Wharton felt a quiet chill steal over him. His gaze skipped from the grinning fireplace gargoyle to the dusty, empty-eyed bust of Cicero in the corner to the strange wainscoting carvings. And a voice came from within him: Go away from here. A thousand living yet insentient eyes seemed to stare at him from the darkness, and again the voice spoke...

"Go away from here."

Only this time it was Reynard.

"Go away from here," he repeated. "Your sister is beyond caring and beyond revenge. I give you my word...”

"Damn your word!" Wharton said harshly. "I'm going down to the sheriff, Reynard.
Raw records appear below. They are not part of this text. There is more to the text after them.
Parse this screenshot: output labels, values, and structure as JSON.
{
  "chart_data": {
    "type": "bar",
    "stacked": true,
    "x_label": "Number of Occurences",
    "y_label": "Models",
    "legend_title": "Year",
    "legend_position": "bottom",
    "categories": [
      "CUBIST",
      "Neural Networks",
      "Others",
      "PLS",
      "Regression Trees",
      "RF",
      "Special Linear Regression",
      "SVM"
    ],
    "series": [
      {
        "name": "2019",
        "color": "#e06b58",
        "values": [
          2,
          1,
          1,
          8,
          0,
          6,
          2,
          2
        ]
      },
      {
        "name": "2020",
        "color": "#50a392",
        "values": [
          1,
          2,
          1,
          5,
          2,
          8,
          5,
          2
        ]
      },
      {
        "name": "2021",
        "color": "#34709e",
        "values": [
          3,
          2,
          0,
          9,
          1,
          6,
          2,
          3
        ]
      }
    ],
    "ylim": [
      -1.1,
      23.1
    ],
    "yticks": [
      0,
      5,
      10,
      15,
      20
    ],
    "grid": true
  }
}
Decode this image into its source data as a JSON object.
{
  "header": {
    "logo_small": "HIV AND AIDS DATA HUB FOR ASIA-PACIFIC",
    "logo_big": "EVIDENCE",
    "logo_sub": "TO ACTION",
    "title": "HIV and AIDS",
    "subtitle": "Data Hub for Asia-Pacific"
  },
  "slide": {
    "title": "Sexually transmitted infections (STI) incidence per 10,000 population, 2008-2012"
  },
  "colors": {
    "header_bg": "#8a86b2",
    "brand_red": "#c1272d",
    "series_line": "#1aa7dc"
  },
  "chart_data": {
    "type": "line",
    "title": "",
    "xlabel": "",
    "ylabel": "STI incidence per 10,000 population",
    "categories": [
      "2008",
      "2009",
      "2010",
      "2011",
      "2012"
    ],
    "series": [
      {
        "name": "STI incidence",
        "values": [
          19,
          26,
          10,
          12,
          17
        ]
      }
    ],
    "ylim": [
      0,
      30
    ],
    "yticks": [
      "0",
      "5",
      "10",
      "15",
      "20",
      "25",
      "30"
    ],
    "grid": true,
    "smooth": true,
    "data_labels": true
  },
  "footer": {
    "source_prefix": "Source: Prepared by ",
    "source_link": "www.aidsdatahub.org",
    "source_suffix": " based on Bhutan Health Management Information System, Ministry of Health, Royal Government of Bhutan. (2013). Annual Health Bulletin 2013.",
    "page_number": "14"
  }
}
And if the sheriff won't help me, I'll go to the county commissioner. And if the county commissioner won't help me...”

"Very well." The words were like the faraway tolling of a churchyard bell.

"Come."

Reynard led the way into the hall, down past the kitchen, the empty dining room with the chandelier catching and reflecting the last light of day, past the pantry, toward the blind plaster of the corridor's end.

This is it, he thought, and suddenly there was a strange crawling in the pit of his stomach.

"I..." he began involuntarily.

"What?" Reynard asked, hope glittering in his eyes.

"Nothing."

They stopped at the end of the hall, stopped in the twilight gloom.

There seemed to be no electric light. On the floor Wharton could see the still-damp plasterer’s trowel Reynard had used to wall up the doorway, and a straggling remnant of Poe’s “Black Cat” clanged through his mind: “I had walled the monster up within the tomb…”

Reynard handed the trowel to him blindly. "Do whatever you have to do, Wharton. I won't be party to it. I wash my hands of it.”

Wharton watched him move off down the hall with misgivings, his hand opening and closing on the handle of the trowel. The faces of the Little-boy weathervane, the fire-dog gargoyle, the wizened housemaid all seemed to mix and mingle before him, all grinning at something he could not understand. Go away from here...


33


With a sudden bitter curse he attacked the wall, hacking into the soft, new plaster until the trowel scraped across the door of the East Room.

He dug away plaster until he could reach the doorknob. He twisted, then yanked on it until the veins stood out in his temples .

The plaster cracked, schismed, and finally split. The door swung ponderously open, shedding plaster like a dead skin.

Wharton stared into the shimmering quicksilver pool.

It seemed to glow with a light of its own in the darkness, ethereal and fairy-like. Wharton stepped in, half-expecting to sink into warm, pliant fluid.

But the floor was solid.

His own reflection hung suspended below him, attached only by the feet, seeming to stand on its head in thin air. It made him dizzy just to look at it.

Slowly his gaze shifted around the room. The ladder was still there, stretching up into the glimmering depths of the mirror. The room was high, he saw. High enough for a fall to he winced – to kill.

It was ringed with empty bookcases, all seeming to lean over him on the very threshold of imbalance. They added to the room's strange, distorting effect.